Es indudable que la inflación actual contiene un fuerte componente de inducción
oligopólica, especialmente en combustibles y alimentos. Para preservar su
rentabilidad cercana al 30% anual -que supera al mejor momento de la
convertibilidad- las grandes compañías ajustan precios ante cualquier asomo de
mayores costos.
Un ingrediente central de este impulso son los aumentos de tarifas que ya
dispuso el gobierno, como por ejemplo la suba del 53% de la energía eléctrica
mayorista desde enero del 2004. Qué los futuros incrementos excluyan o no a los
usuarios particulares no será muy relevante. Basta que afecte a los industriales
o comerciantes para que lo sufran todos los consumidores.

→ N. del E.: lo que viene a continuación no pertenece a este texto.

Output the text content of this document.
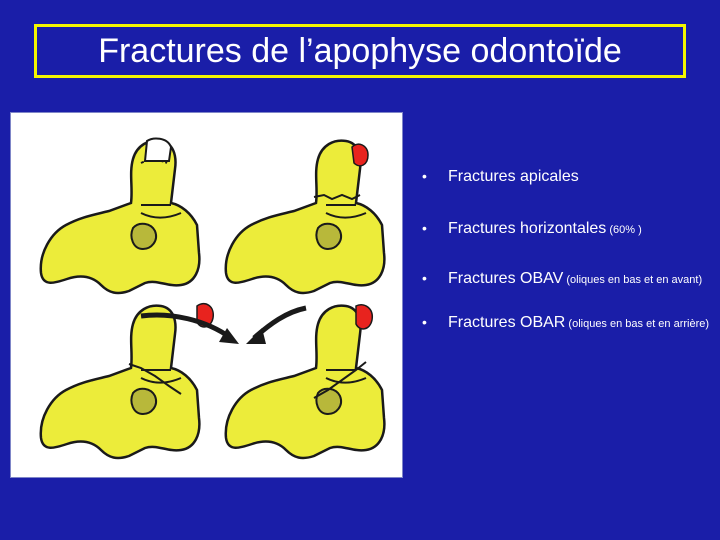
Fractures de l’apophyse odontoïde
• Fractures apicales
• Fractures horizontales (60% )
• Fractures OBAV (oliques en bas et en avant)
• Fractures OBAR (oliques en bas et en arrière)
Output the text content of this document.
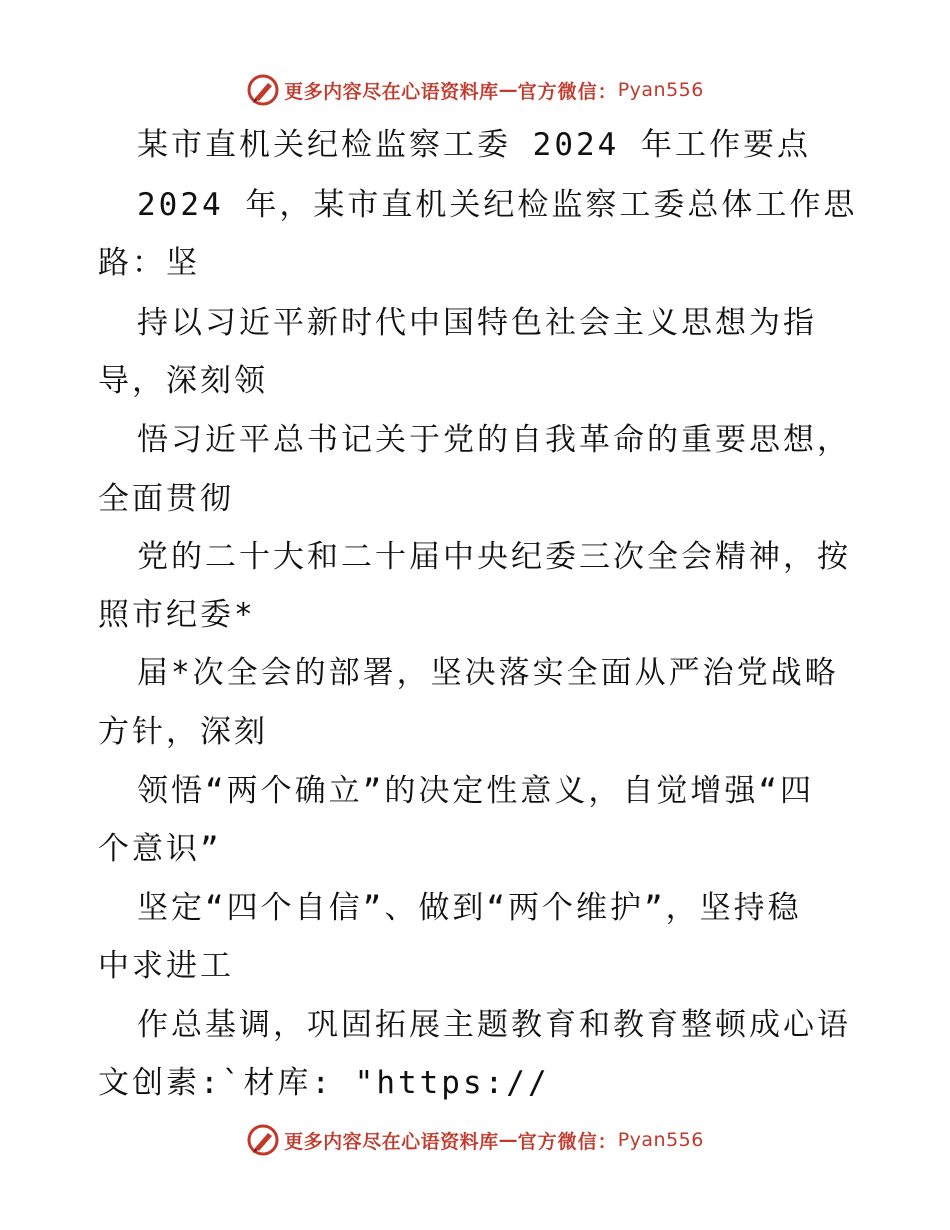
更多内容尽在心语资料库 — 官方微信： Pyan556
某市直机关纪检监察工委 2024 年工作要点
2024 年，某市直机关纪检监察工委总体工作思
路：坚
持以习近平新时代中国特色社会主义思想为指
导，深刻领
悟习近平总书记关于党的自我革命的重要思想，
全面贯彻
党的二十大和二十届中央纪委三次全会精神，按
照市纪委*
届*次全会的部署，坚决落实全面从严治党战略
方针，深刻
领悟“两个确立”的决定性意义，自觉增强“四
个意识”
坚定“四个自信”、做到“两个维护”，坚持稳
中求进工
作总基调，巩固拓展主题教育和教育整顿成心语
文创素:`材库: "https://
更多内容尽在心语资料库 — 官方微信： Pyan556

La inflación actual que plasman los formadores de precios se encuentra
igualmente contrapesada por la competencia que opone a los propios monopolios.
Lo que gravita más sobre la escalada de precios son las tensiones que emergen
del propio modelo.
LAS EXPORTACIONES Y LA DEUDA
El principal motor de la inflación actual –en un contexto de competencia
monopólica- es el modelo exportador de bajos salarios. Este esquema reaviva el
viejo mecanismo de adaptación de los precios internos al ascenso de las
cotizaciones (o el volumen) de las agroexportaciones. Cómo el empresario puede
colocar el mismo producto fuera del país -obteniendo mayor lucro- traslada ese
adicional al mercado local.
Este alineamiento –que históricamente socavó la estabilidad de los precios en la
Argentina- opera con plenitud desde la devaluación. Por eso en los últimos tres
años la carne subió entre 113% y 150% y el aceite de maíz trepó 339%. Para
contrarrestar este desestabilizador encarecimiento se aplican las retenciones.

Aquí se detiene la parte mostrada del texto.